Its safety committee “carried out an analysis of the cases and took into account the presence of other medical conditions and the death rate for corresponding age groups in the general population,” the EMA said in a statement. The committee “concluded that the data did not show a link to vaccination … and the cases do not raise a safety concern.”

In the United States, Maryland biotech company Novavax announced Thursday that its vaccine candidate proved effective against coronavirus infections, including in hot spots suffering outbreaks of the new variants. In a trial in Britain, where a more contagious strain is dominant, the vaccine was 89 percent effective, the company said.

More worrying, however, were the results from Novavax’s South African trial, where most participants were infected with the B. 1351 variant. The vaccine’s efficacy in those cases dropped to between 49 and 60 percent, depending on whether the participant was also infected with HIV.

Britain and Germany were rolling out new travel restrictions aimed at curbing the spread of both the B. 1351 variant, as well as a separate strain first identified in Brazil. On Friday, the British government banned direct passenger flights from the United Arab Emirates, where a surge in new infections has been blamed on a flood of international travel to and from Dubai.

Scientists and drug companies say the variant first identified in South Africa has evaded key antibody treatments and vaccines, potentially blunting efforts to tame the pandemic.

Germany on Friday was also expected to enact a ban on travel from Brazil, Britain, Portugal and South Africa. Two separate variants of the virus were also first identified in Brazil and Britain.

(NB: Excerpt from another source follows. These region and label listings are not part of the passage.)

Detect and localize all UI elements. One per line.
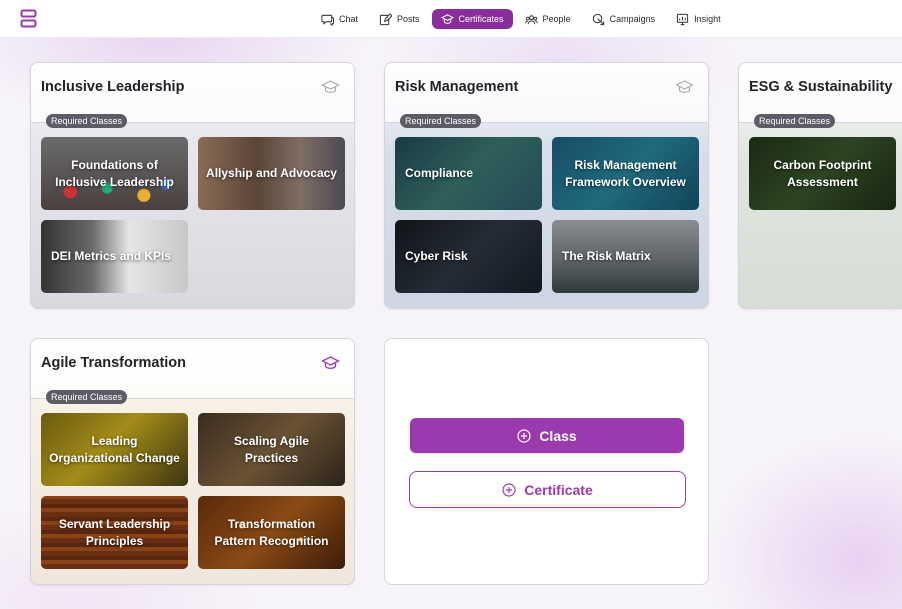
chat-icon bbox=[321, 14, 334, 26]
main-nav: Chat Posts Certificates People Campaigns… bbox=[312, 8, 733, 30]
nav-label-campaigns: Campaigns bbox=[609, 14, 656, 24]
class-tile[interactable]: Risk Management Framework Overview bbox=[552, 137, 699, 210]
people-icon bbox=[524, 14, 538, 24]
class-tile[interactable]: Allyship and Advocacy bbox=[198, 137, 345, 210]
required-classes-badge: Required Classes bbox=[46, 114, 128, 128]
campaign-icon bbox=[592, 13, 604, 25]
class-tile[interactable]: DEI Metrics and KPIs bbox=[41, 220, 188, 293]
app-logo-icon[interactable] bbox=[20, 9, 38, 29]
card-title: Agile Transformation bbox=[41, 355, 187, 371]
class-tile[interactable]: Leading Organizational Change bbox=[41, 413, 188, 486]
class-tile[interactable]: Transformation Pattern Recognition bbox=[198, 496, 345, 569]
nav-item-campaigns[interactable]: Campaigns bbox=[583, 9, 665, 29]
graduation-cap-icon bbox=[321, 80, 340, 93]
nav-item-insight[interactable]: Insight bbox=[667, 9, 730, 29]
certificate-card-esg-sustainability[interactable]: ESG & Sustainability Required Classes Ca… bbox=[738, 62, 902, 309]
nav-label-people: People bbox=[542, 14, 571, 24]
card-title: Inclusive Leadership bbox=[41, 79, 185, 95]
class-tile[interactable]: Foundations of Inclusive Leadership bbox=[41, 137, 188, 210]
create-actions-card: Class Certificate bbox=[384, 338, 709, 585]
nav-item-certificates[interactable]: Certificates bbox=[431, 9, 513, 29]
plus-circle-icon bbox=[502, 482, 516, 497]
add-class-label: Class bbox=[539, 427, 577, 444]
class-tile[interactable]: Scaling Agile Practices bbox=[198, 413, 345, 486]
required-classes-badge: Required Classes bbox=[754, 114, 836, 128]
certificate-card-agile-transformation[interactable]: Agile Transformation Required Classes Le… bbox=[30, 338, 355, 585]
graduation-cap-icon bbox=[321, 356, 340, 369]
edit-icon bbox=[379, 12, 393, 25]
top-navigation-bar: Chat Posts Certificates People Campaigns… bbox=[0, 0, 902, 38]
certificate-card-risk-management[interactable]: Risk Management Required Classes Complia… bbox=[384, 62, 709, 309]
certificate-card-inclusive-leadership[interactable]: Inclusive Leadership Required Classes Fo… bbox=[30, 62, 355, 309]
class-tile[interactable]: Carbon Footprint Assessment bbox=[749, 137, 896, 210]
class-tile[interactable]: Compliance bbox=[395, 137, 542, 210]
add-certificate-button[interactable]: Certificate bbox=[409, 471, 686, 508]
plus-circle-icon bbox=[517, 428, 531, 443]
class-tile[interactable]: The Risk Matrix bbox=[552, 220, 699, 293]
required-classes-badge: Required Classes bbox=[46, 390, 128, 404]
class-tile[interactable]: Servant Leadership Principles bbox=[41, 496, 188, 569]
insight-icon bbox=[676, 13, 689, 25]
required-classes-badge: Required Classes bbox=[400, 114, 482, 128]
card-title: Risk Management bbox=[395, 79, 519, 95]
graduation-cap-icon bbox=[675, 80, 694, 93]
card-title: ESG & Sustainability bbox=[749, 79, 893, 95]
add-certificate-label: Certificate bbox=[524, 481, 593, 498]
nav-item-chat[interactable]: Chat bbox=[312, 9, 367, 29]
nav-label-posts: Posts bbox=[397, 14, 420, 24]
graduation-cap-icon bbox=[440, 13, 454, 24]
add-class-button[interactable]: Class bbox=[410, 418, 684, 453]
nav-item-people[interactable]: People bbox=[516, 9, 580, 29]
class-tile[interactable]: Cyber Risk bbox=[395, 220, 542, 293]
nav-label-insight: Insight bbox=[694, 14, 721, 24]
nav-label-chat: Chat bbox=[339, 14, 359, 24]
nav-label-certificates: Certificates bbox=[458, 14, 504, 24]
nav-item-posts[interactable]: Posts bbox=[370, 9, 429, 29]
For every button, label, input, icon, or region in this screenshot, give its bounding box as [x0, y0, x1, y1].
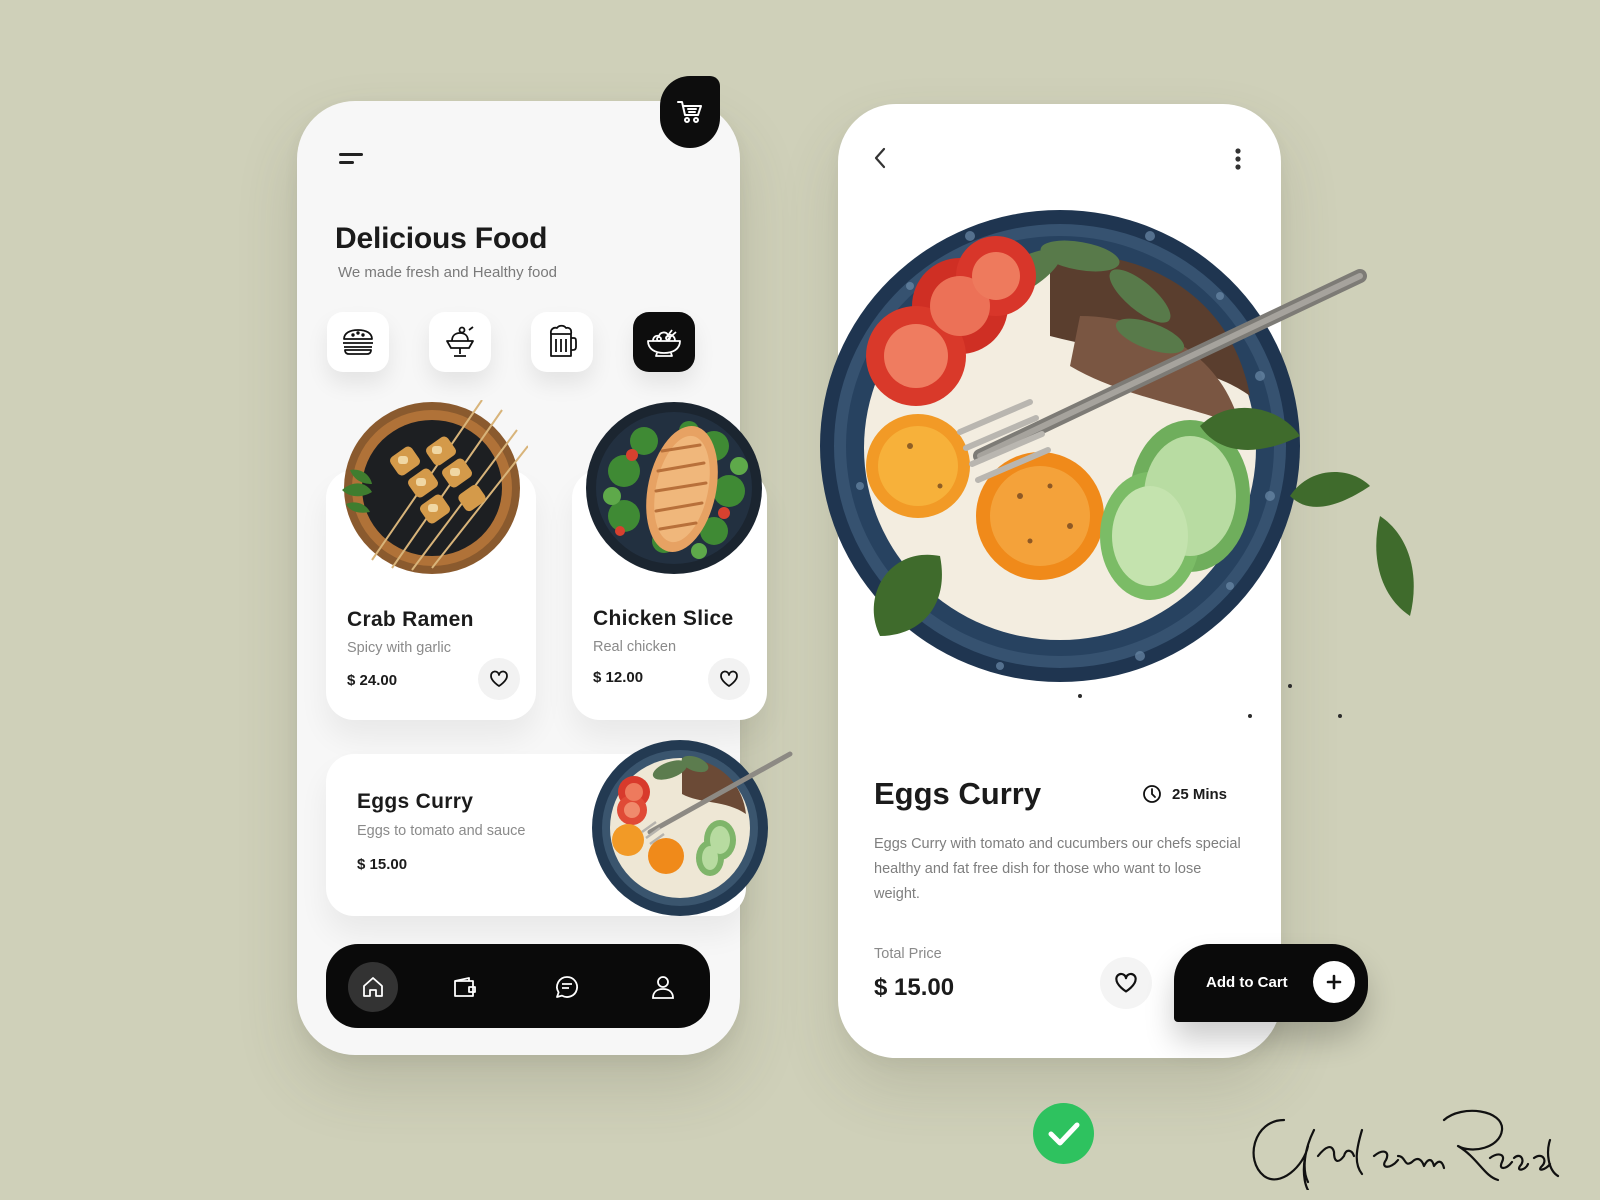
- crab-ramen-image: [342, 400, 528, 574]
- total-price-value: $ 15.00: [874, 974, 955, 1001]
- heart-icon: [490, 670, 508, 687]
- category-drinks[interactable]: [531, 312, 593, 372]
- detail-title: Eggs Curry: [874, 776, 1042, 811]
- card-title: Eggs Curry: [357, 790, 474, 813]
- salad-bowl-icon: [647, 329, 681, 357]
- card-price: $ 24.00: [347, 672, 398, 689]
- beer-mug-icon: [549, 324, 577, 357]
- favorite-button[interactable]: [1100, 957, 1152, 1009]
- wallet-icon: [454, 977, 476, 997]
- clock-icon: [1143, 785, 1161, 803]
- plus-icon: [1313, 961, 1355, 1003]
- add-to-cart-button[interactable]: Add to Cart: [1174, 944, 1368, 1022]
- page-title: Delicious Food: [335, 222, 548, 255]
- nav-home[interactable]: [348, 962, 398, 1012]
- check-icon: [1033, 1103, 1094, 1164]
- category-dessert[interactable]: [429, 312, 491, 372]
- favorite-button[interactable]: [708, 658, 750, 700]
- category-salad[interactable]: [633, 312, 695, 372]
- eggs-curry-hero-image: [820, 210, 1414, 718]
- card-price: $ 15.00: [357, 856, 408, 873]
- nav-profile[interactable]: [638, 962, 688, 1012]
- card-title: Chicken Slice: [593, 607, 734, 630]
- user-icon: [652, 976, 674, 999]
- heart-icon: [1115, 972, 1137, 993]
- card-title: Crab Ramen: [347, 608, 474, 631]
- more-vertical-icon[interactable]: [1234, 148, 1242, 170]
- card-description: Eggs to tomato and sauce: [357, 823, 526, 839]
- cook-time-label: 25 Mins: [1172, 785, 1228, 803]
- detail-description: Eggs Curry with tomato and cucumbers our…: [874, 836, 1241, 902]
- menu-icon[interactable]: [339, 153, 365, 167]
- nav-chat[interactable]: [542, 962, 592, 1012]
- total-price-label: Total Price: [874, 946, 942, 962]
- card-price: $ 12.00: [593, 669, 644, 686]
- heart-icon: [720, 670, 738, 687]
- ice-cream-icon: [446, 326, 474, 357]
- cart-icon: [677, 101, 702, 123]
- home-icon: [363, 977, 383, 997]
- card-description: Real chicken: [593, 639, 677, 655]
- favorite-button[interactable]: [478, 658, 520, 700]
- eggs-curry-thumbnail: [592, 740, 793, 916]
- add-to-cart-label: Add to Cart: [1206, 974, 1288, 991]
- back-arrow-icon[interactable]: [872, 146, 888, 170]
- cook-time: 25 Mins: [1142, 784, 1227, 804]
- chat-icon: [556, 976, 578, 998]
- card-description: Spicy with garlic: [347, 640, 451, 656]
- nav-wallet[interactable]: [440, 962, 490, 1012]
- chicken-slice-image: [586, 402, 762, 574]
- signature: [1252, 1109, 1560, 1190]
- bottom-nav: [326, 944, 710, 1028]
- burger-icon: [343, 329, 373, 355]
- cart-button[interactable]: [660, 76, 720, 148]
- category-burger[interactable]: [327, 312, 389, 372]
- page-subtitle: We made fresh and Healthy food: [338, 264, 558, 281]
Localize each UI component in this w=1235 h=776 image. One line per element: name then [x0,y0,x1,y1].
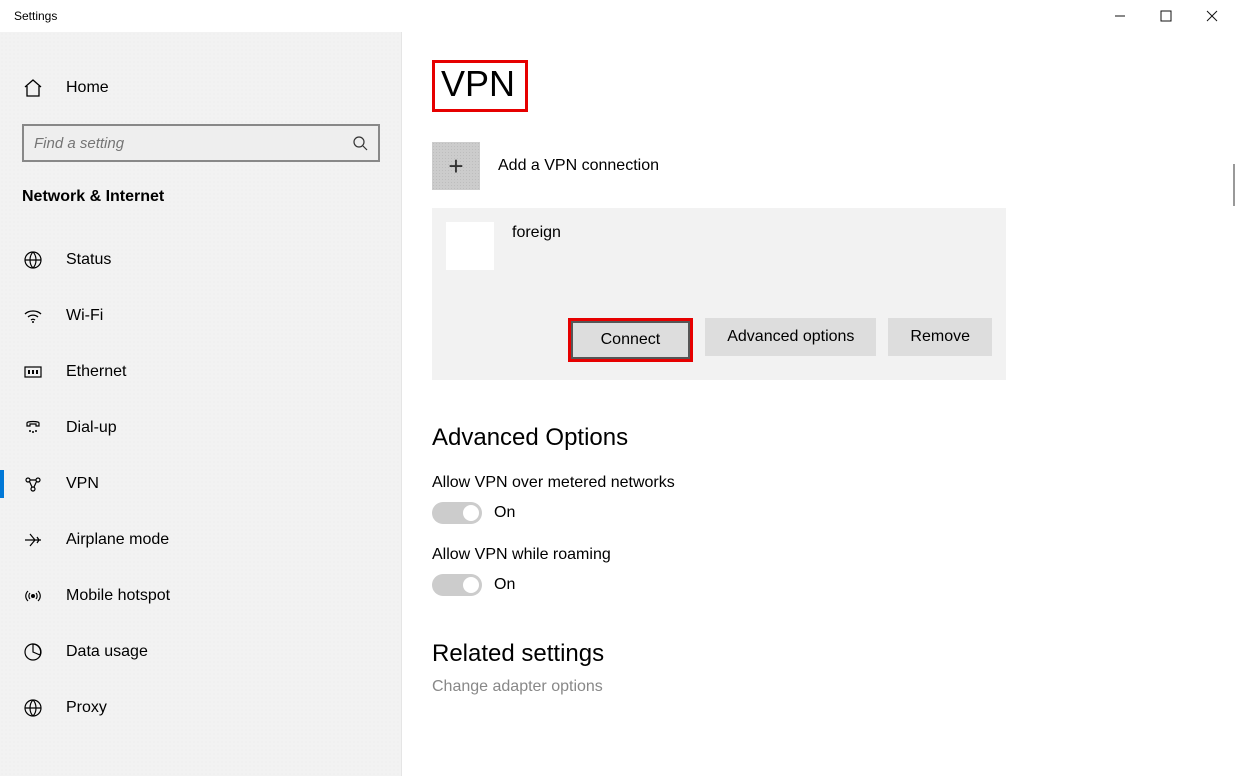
vpn-icon [22,474,44,494]
search-box[interactable] [22,124,380,162]
add-vpn-row[interactable]: + Add a VPN connection [432,142,1235,190]
status-icon [22,250,44,270]
related-settings-header: Related settings [432,640,1235,668]
sidebar-item-label: Ethernet [66,363,126,381]
advanced-options-header: Advanced Options [432,424,1235,452]
minimize-button[interactable] [1097,0,1143,32]
sidebar-item-proxy[interactable]: Proxy [0,680,401,736]
roaming-state: On [494,576,515,594]
wifi-icon [22,306,44,326]
metered-state: On [494,504,515,522]
plus-icon: + [432,142,480,190]
category-header: Network & Internet [0,172,401,214]
main-content: VPN + Add a VPN connection foreign Conne… [402,32,1235,776]
sidebar-item-label: VPN [66,475,99,493]
roaming-label: Allow VPN while roaming [432,546,1235,564]
hotspot-icon [22,586,44,606]
roaming-toggle[interactable] [432,574,482,596]
sidebar-item-label: Airplane mode [66,531,169,549]
search-input[interactable] [34,135,334,152]
sidebar-item-label: Mobile hotspot [66,587,170,605]
sidebar-item-dialup[interactable]: Dial-up [0,400,401,456]
connect-button[interactable]: Connect [571,321,691,359]
remove-button[interactable]: Remove [888,318,992,356]
home-icon [22,78,44,98]
airplane-icon [22,530,44,550]
metered-toggle[interactable] [432,502,482,524]
dialup-icon [22,418,44,438]
sidebar-item-status[interactable]: Status [0,232,401,288]
sidebar-item-label: Proxy [66,699,107,717]
sidebar-item-label: Status [66,251,111,269]
ethernet-icon [22,362,44,382]
close-button[interactable] [1189,0,1235,32]
sidebar-item-label: Data usage [66,643,148,661]
vpn-connection-icon [446,222,494,270]
sidebar-item-label: Wi-Fi [66,307,103,325]
proxy-icon [22,698,44,718]
data-usage-icon [22,642,44,662]
advanced-options-button[interactable]: Advanced options [705,318,876,356]
titlebar: Settings [0,0,1235,32]
maximize-button[interactable] [1143,0,1189,32]
sidebar-item-datausage[interactable]: Data usage [0,624,401,680]
sidebar-item-airplane[interactable]: Airplane mode [0,512,401,568]
window-controls [1097,0,1235,32]
sidebar-item-wifi[interactable]: Wi-Fi [0,288,401,344]
home-label: Home [66,79,109,97]
search-icon [352,135,368,151]
sidebar-item-label: Dial-up [66,419,117,437]
vpn-connection-name: foreign [512,222,561,242]
sidebar-item-ethernet[interactable]: Ethernet [0,344,401,400]
sidebar: Home Network & Internet Status Wi-Fi [0,32,402,776]
sidebar-item-vpn[interactable]: VPN [0,456,401,512]
home-nav[interactable]: Home [0,60,401,116]
change-adapter-link[interactable]: Change adapter options [432,678,1235,696]
vpn-connection-card[interactable]: foreign Connect Advanced options Remove [432,208,1006,380]
sidebar-item-hotspot[interactable]: Mobile hotspot [0,568,401,624]
page-title: VPN [432,60,528,112]
metered-label: Allow VPN over metered networks [432,474,1235,492]
add-vpn-label: Add a VPN connection [498,157,659,175]
window-title: Settings [0,9,57,23]
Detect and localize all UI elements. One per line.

Britain’s Foreign Office and Department for Transport also banned travel from Burundi and Rwanda, both of which have reported cases involving the South African variant.

“The decision to ban travel from these destinations follows the discovery of a new coronavirus variant first identified in South Africa, that may have spread to other countries, including the UAE, Burundi and Rwanda,” they said in a joint statement.

The B. 1351 variant has now infected people in at least seven African countries, including Botswana, Ghana and Kenya, said the WHO’s regional director for Africa, Matshidiso Moeti.

The virus continued to take an increasingly grim toll. In Mexico, the number of coronavirus deaths has surpassed those in India, according to Health Ministry figures. With more than 155,000 deaths, the country now has the third-highest number of fatalities worldwide.

More than 100 million people have been infected by the coronavirus since the pathogen emerged in Wuhan, China, in late 2019.

Scientists investigating the origins of the outbreak and led by the World Health Organization began their first face-to-face meetings with Chinese counterparts in Wuhan on Friday. The 10-member team visited a hospital that was one of the first to treat covid-19 patients.

The politically charged mission followed months of negotiations between the WHO and Chinese authorities, whom some experts have accused of suppressing information about the extent of the outbreak.

“Extremely important 1st site visit. We are in the hospital that treated some of the first known cases of COVID-19, meeting with the actual clinicians & staff who did this work, having open discussion about the details of their work,” team member Peter Daszak said on Twitter on Friday.

Michael Birnbaum in Riga, Latvia, contributed to this report.